According to the Centers for Disease Control and Prevention, 118 measles cases were reported in 23 states and New York City between January and May of this year. That's the most in 15 years. Eighty-nine percent of these patients were unvaccinated. Outbreaks are also on the rise for other diseases that can be readily prevented through vaccination.

This is a serious public health problem. Fears about the potential links between vaccines and autism play a role in this issue. I especially hope that HuffPost readers will have a look, given the role that outlets such as the Huffington Post itself have played in this debate.

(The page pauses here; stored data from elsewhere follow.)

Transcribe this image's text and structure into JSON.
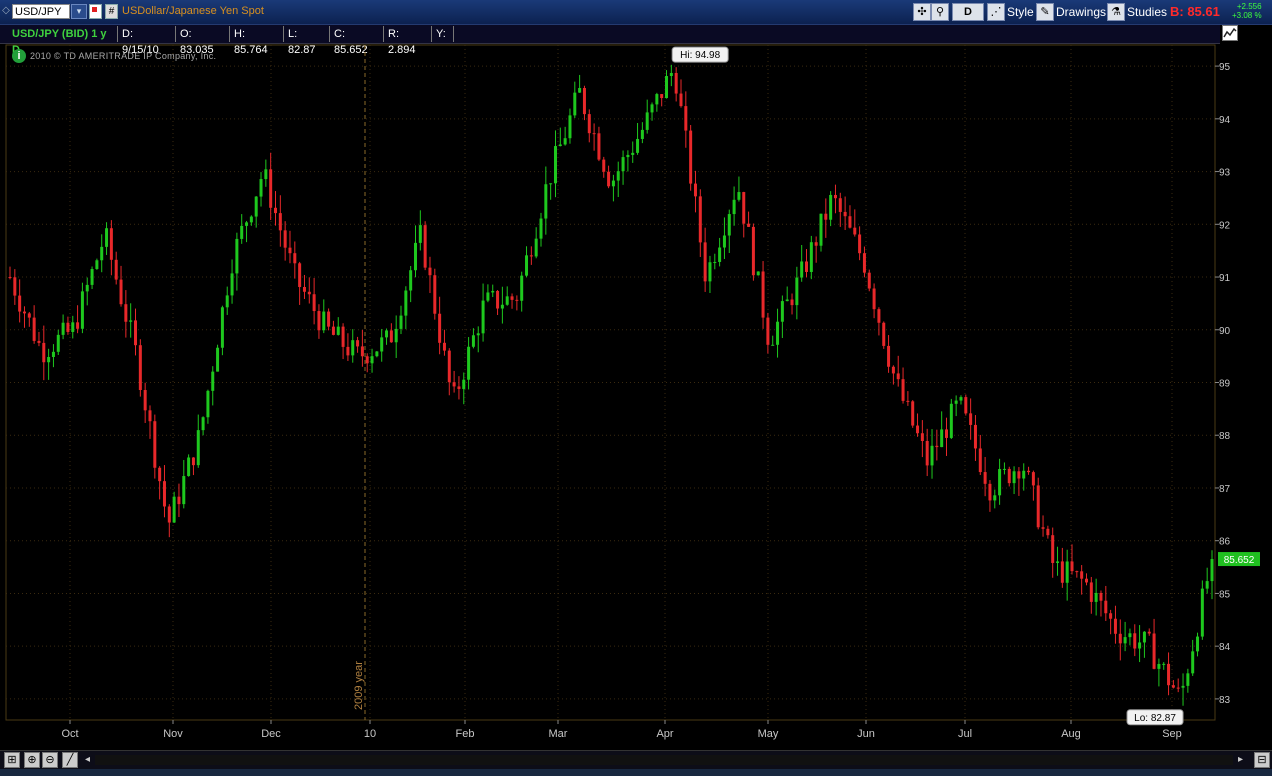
{
  "toolbar": {
    "symbol": "USD/JPY",
    "description": "USDollar/Japanese Yen Spot",
    "hash": "#",
    "timeframe_button": "D",
    "style_label": "Style",
    "drawings_label": "Drawings",
    "studies_label": "Studies",
    "bid": "B: 85.61",
    "change_abs": "+2.556",
    "change_pct": "+3.08 %"
  },
  "infobar": {
    "title": "USD/JPY (BID) 1 y D",
    "date": "D: 9/15/10",
    "open": "O: 83.035",
    "high": "H: 85.764",
    "low": "L: 82.87",
    "close": "C: 85.652",
    "range": "R: 2.894",
    "y": "Y:"
  },
  "copyright": "2010 © TD AMERITRADE IP Company, Inc.",
  "chart_data": {
    "type": "candlestick",
    "symbol": "USD/JPY",
    "ylim": [
      82.6,
      95.4
    ],
    "y_ticks": [
      83,
      84,
      85,
      86,
      87,
      88,
      89,
      90,
      91,
      92,
      93,
      94,
      95
    ],
    "x_ticks": [
      "Oct",
      "Nov",
      "Dec",
      "10",
      "Feb",
      "Mar",
      "Apr",
      "May",
      "Jun",
      "Jul",
      "Aug",
      "Sep"
    ],
    "year_marker": "2009 year",
    "hi_label": "Hi: 94.98",
    "lo_label": "Lo: 82.87",
    "last_price": "85.652",
    "close_path": [
      {
        "month": "Sep",
        "price": 91.0
      },
      {
        "month": "Oct",
        "price": 89.6
      },
      {
        "month": "Nov",
        "price": 90.0
      },
      {
        "month": "Nov",
        "price": 91.8
      },
      {
        "month": "Nov",
        "price": 89.5
      },
      {
        "month": "Dec",
        "price": 86.3
      },
      {
        "month": "Dec",
        "price": 88.0
      },
      {
        "month": "Dec",
        "price": 91.3
      },
      {
        "month": "10",
        "price": 93.0
      },
      {
        "month": "10",
        "price": 91.0
      },
      {
        "month": "10",
        "price": 90.0
      },
      {
        "month": "Feb",
        "price": 89.5
      },
      {
        "month": "Feb",
        "price": 89.8
      },
      {
        "month": "Feb",
        "price": 91.8
      },
      {
        "month": "Mar",
        "price": 88.6
      },
      {
        "month": "Mar",
        "price": 90.5
      },
      {
        "month": "Mar",
        "price": 90.6
      },
      {
        "month": "Apr",
        "price": 92.8
      },
      {
        "month": "Apr",
        "price": 94.5
      },
      {
        "month": "Apr",
        "price": 92.8
      },
      {
        "month": "Apr",
        "price": 93.8
      },
      {
        "month": "May",
        "price": 94.98
      },
      {
        "month": "May",
        "price": 91.0
      },
      {
        "month": "May",
        "price": 92.8
      },
      {
        "month": "May",
        "price": 89.8
      },
      {
        "month": "Jun",
        "price": 91.0
      },
      {
        "month": "Jun",
        "price": 92.5
      },
      {
        "month": "Jun",
        "price": 91.3
      },
      {
        "month": "Jul",
        "price": 89.0
      },
      {
        "month": "Jul",
        "price": 87.5
      },
      {
        "month": "Jul",
        "price": 88.6
      },
      {
        "month": "Aug",
        "price": 87.0
      },
      {
        "month": "Aug",
        "price": 87.5
      },
      {
        "month": "Aug",
        "price": 85.5
      },
      {
        "month": "Aug",
        "price": 85.2
      },
      {
        "month": "Sep",
        "price": 84.3
      },
      {
        "month": "Sep",
        "price": 84.0
      },
      {
        "month": "Sep",
        "price": 83.0
      },
      {
        "month": "Sep",
        "price": 85.652
      }
    ],
    "colors": {
      "up": "#1ec81e",
      "down": "#e8282a",
      "grid": "#3a2a10",
      "axis_text": "#c8c8c8",
      "last_box": "#20c020"
    }
  }
}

All of us in the media and the blogosphere need to be careful about spreading claims, however widely and sincerely held, that lack proper scientific support. HuffPo comes under justified criticism because it has published some dubious materials on the vaccine-autism materials. I should note that I am grateful that this site has allowed me and others to also present the other side. One of my very first postings here excoriated ABC for running an episode of the series Eli Stone, which spread dubious rumors about vaccines.

We progressives are quick to recognize the dangers of a war on science when the topic is creationism or the denial of global warming. At times we are slower to recognize similar ungrounded thinking that hits closer to home, such as when the normally sound instinct to distrust corporate power and embrace parental autonomy lapses into closed-minded rejection of the public-health enterprise.

I hope readers consider another issue, as well, in part to understand why hundreds of thousands of people are willing to part ways with the clear consensus of the medical and scientific community: Our medical care system's misguided or disrespectful treatment of many patients is another aspect of the equation. As I conclude in this piece:

We in the medical and public-health enterprises give parents too little reason to trust what we say. In failing to show a caring and competent human face, we've given too many parents reason to spurn the valuable things we have to offer, sometimes with tragic results.

I continue to believe that this is a fundamental problem.